Last fall, newly inaugurated Virginia Governor Glenn Youngkin upset former Governor Terry McAuliffe for the seat, with education a major issue in the race. The contrast between the two candidates on the charter school issue could not have been starker. On the campaign trail Youngkin pledged to support the creation of 20 new charter schools in the state, while McAuliffe vetoed a charter school bill that we championed there in 2017.
In addition to Youngkin winning the governor’s race, Lieutenant Governor Winsome Sears—another charter school champion—won her seat and the House flipped to Republican control. Democrats still maintain control of the Senate.
We are working with our partners on the ground in this challenging political terrain to get a bill enacted that would overhaul the state’s weak charter school law (HB 356/SB 125). This bill is similar to the one vetoed by McAuliffe in 2017 and addresses some of the key shortcomings of the current law, especially as it pertains to authorizing, autonomy, accountability, and funding. We feel 2022 is our best shot yet at getting a strong law on the books in Virginia that will support high-quality public charter schools.
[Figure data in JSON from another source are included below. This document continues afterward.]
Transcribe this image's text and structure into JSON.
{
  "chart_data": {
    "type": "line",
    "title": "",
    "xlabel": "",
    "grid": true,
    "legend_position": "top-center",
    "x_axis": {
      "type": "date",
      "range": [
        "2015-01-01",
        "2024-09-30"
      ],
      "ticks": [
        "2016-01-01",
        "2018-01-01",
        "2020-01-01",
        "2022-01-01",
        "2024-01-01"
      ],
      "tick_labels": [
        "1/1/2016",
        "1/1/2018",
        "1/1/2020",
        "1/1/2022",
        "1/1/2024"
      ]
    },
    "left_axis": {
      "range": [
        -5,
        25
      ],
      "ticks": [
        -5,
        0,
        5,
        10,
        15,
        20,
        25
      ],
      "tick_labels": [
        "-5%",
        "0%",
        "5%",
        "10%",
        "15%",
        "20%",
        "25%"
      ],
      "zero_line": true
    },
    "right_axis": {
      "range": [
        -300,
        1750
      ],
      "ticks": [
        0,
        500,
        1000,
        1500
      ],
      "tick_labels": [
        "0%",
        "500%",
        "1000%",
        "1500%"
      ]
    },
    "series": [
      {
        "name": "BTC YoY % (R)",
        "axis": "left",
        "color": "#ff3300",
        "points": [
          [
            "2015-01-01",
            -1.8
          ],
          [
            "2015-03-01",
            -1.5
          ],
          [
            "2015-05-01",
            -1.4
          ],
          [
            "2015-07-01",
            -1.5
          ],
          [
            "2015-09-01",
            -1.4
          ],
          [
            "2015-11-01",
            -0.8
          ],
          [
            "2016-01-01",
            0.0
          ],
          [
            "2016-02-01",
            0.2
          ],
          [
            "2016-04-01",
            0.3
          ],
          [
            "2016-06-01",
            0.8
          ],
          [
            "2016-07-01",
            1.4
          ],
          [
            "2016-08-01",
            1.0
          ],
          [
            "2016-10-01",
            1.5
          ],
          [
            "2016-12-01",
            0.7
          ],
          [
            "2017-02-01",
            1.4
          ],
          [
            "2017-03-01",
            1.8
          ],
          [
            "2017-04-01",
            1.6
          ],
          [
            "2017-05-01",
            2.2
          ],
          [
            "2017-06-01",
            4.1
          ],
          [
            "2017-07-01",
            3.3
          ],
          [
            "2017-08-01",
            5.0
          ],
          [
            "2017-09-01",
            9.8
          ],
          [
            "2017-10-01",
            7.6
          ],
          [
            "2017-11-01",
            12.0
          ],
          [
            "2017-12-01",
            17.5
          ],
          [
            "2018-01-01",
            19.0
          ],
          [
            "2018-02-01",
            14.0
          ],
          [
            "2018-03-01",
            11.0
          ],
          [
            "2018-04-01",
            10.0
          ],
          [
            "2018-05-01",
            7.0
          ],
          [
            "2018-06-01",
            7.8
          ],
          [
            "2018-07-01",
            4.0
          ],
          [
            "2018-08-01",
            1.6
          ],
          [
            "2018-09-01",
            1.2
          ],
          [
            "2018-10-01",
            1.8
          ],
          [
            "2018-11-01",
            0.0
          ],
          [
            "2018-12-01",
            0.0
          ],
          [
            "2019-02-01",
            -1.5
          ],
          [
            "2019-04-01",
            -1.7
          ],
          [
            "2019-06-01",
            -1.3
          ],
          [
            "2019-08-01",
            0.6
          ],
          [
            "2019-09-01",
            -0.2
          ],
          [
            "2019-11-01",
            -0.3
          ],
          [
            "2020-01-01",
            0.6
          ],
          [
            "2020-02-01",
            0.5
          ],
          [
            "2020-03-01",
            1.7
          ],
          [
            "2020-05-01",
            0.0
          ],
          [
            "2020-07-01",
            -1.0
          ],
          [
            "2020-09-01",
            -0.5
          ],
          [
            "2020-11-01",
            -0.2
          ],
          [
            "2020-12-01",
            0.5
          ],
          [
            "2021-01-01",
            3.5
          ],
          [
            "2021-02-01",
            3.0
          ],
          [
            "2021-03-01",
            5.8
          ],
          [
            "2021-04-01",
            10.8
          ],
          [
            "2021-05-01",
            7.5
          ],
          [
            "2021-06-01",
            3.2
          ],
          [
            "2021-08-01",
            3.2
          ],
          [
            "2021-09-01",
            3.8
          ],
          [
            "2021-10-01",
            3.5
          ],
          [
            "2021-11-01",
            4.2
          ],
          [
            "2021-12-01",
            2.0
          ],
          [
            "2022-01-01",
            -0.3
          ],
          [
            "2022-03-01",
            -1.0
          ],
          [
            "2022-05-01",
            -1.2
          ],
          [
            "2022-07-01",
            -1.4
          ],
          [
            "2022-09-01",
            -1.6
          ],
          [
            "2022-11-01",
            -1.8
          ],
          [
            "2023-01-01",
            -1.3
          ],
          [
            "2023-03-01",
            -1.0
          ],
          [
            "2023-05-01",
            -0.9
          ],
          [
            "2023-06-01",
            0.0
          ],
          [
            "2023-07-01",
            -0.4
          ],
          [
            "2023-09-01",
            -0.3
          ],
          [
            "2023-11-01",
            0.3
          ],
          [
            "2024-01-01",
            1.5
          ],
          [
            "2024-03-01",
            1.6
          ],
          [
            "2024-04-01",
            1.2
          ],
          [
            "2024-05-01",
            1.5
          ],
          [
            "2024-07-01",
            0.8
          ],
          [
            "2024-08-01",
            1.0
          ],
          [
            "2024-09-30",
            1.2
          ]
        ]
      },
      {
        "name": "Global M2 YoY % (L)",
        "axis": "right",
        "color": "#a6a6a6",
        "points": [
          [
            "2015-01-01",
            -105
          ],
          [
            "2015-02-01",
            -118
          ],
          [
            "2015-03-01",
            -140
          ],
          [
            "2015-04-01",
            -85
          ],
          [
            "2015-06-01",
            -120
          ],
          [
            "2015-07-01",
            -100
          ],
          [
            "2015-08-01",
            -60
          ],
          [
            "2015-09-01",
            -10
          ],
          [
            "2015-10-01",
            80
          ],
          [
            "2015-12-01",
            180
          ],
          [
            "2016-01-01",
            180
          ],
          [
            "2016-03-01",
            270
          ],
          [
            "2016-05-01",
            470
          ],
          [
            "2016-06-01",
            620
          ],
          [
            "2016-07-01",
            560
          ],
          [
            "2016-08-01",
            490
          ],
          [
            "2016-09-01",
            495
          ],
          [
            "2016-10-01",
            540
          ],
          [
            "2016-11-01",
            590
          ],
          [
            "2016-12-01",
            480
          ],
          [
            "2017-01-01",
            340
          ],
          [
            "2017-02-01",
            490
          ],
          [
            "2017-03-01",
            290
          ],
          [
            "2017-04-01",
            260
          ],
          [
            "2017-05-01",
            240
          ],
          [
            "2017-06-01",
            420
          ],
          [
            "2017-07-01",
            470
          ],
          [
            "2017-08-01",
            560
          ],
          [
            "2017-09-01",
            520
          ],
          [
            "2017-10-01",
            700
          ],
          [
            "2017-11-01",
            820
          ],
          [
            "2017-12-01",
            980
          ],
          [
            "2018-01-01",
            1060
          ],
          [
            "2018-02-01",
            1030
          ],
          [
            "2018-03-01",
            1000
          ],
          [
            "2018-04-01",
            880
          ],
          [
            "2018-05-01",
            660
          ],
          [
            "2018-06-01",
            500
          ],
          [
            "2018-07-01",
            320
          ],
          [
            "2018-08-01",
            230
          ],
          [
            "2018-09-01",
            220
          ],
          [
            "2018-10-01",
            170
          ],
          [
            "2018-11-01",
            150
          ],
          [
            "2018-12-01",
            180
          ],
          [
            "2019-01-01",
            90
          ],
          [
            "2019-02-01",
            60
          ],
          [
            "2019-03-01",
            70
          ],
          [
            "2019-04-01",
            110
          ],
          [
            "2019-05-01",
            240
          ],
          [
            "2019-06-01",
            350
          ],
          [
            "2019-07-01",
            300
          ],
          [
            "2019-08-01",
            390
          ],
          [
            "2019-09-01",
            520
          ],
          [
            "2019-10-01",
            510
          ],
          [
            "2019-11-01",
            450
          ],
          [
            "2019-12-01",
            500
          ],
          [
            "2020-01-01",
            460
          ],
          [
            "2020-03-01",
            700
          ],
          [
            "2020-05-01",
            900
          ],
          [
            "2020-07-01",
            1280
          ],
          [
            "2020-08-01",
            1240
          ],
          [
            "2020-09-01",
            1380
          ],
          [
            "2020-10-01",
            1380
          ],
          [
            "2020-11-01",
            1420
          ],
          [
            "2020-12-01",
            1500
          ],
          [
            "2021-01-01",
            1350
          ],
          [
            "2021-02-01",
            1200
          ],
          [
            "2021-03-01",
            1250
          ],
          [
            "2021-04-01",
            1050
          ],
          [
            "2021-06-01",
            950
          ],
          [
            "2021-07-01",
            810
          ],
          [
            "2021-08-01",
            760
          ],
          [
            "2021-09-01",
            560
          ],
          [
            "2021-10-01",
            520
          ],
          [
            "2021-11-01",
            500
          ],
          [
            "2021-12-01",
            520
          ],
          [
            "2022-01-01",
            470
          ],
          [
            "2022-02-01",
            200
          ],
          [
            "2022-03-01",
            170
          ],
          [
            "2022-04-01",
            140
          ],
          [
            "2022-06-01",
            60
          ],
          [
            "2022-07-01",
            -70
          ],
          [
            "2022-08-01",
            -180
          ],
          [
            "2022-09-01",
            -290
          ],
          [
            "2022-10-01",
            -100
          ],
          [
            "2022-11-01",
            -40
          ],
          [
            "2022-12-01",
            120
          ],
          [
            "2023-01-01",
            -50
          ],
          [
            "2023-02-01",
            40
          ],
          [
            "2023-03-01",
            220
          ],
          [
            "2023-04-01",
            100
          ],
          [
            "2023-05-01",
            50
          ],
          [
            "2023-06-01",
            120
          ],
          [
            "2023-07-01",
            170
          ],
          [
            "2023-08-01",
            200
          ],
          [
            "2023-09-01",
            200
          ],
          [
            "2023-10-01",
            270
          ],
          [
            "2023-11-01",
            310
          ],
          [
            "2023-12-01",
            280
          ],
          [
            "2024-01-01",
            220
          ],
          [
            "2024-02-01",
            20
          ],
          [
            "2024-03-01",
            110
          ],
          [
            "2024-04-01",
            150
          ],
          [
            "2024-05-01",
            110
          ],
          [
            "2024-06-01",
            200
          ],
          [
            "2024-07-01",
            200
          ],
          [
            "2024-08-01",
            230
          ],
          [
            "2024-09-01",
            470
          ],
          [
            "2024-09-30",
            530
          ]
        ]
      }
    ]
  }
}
In New Mexico, we are working with our partners to get a bill enacted that would enhance the state’s support of charter school facilities in several ways, including by providing a $700 per-pupil lease assistance allotment, creating a $10 million revolving loan fund, and ensuring that unused district facilities are offered to charter schools. We expect this bill (HB 43) will be heard soon in the House Education Committee.
We are working with our partners in New Hampshire on three bills addressing charter school facilities. One would establish a procedure for a charter school to elect to include its facilities costs in the local school district’s vote to authorize bond indebtedness. Another adds charter schools to grants for school building aid. And yet another establishes a new facility planning and development program to assist all public schools with facilities expenses. The last two bills have been heard in the House Education Committee. The first one will be heard there next week.
In Idaho, we are working with our partners on a number of bills, including one that would allow charter schools to certify teachers, another that would create a revolving loan fund for start-up facility costs, and one that would allow full-day kindergarten.
We are also working with our partners in Kentucky to get a bill enacted that would fix the charter school law’s funding flaw and improve the authorizing climate. In Iowa, we’re working with our partners on a clean-up bill after getting a law enacted there last year to overhaul the state’s previously weak charter school law.
Beyond our priority states, there are numerous pro-charter school bills being advanced this year. Some that have caught our eye include funding equity legislation in Indiana, multiple authorizer legislation in Mississippi, and bills pertaining to funding equity and the charter school cap in Washington state.
2022 is an election year so it is hard to say how many of these and other bills will actually make it into law this year. State lawmakers are sometimes hesitant to take votes on tough political issues like charter schools when they are facing re-election in the fall.
Still, we are encouraged to see charter school advocates pressing forward on these important policy priorities. Even if we don’t succeed on all of them, we are building momentum for these and other efforts in 2023, after what will likely be very consequential gubernatorial and state legislator elections this fall.
Todd Ziebarth is the senior vice president of state support and advocacy at the National Alliance for Public Charter Schools.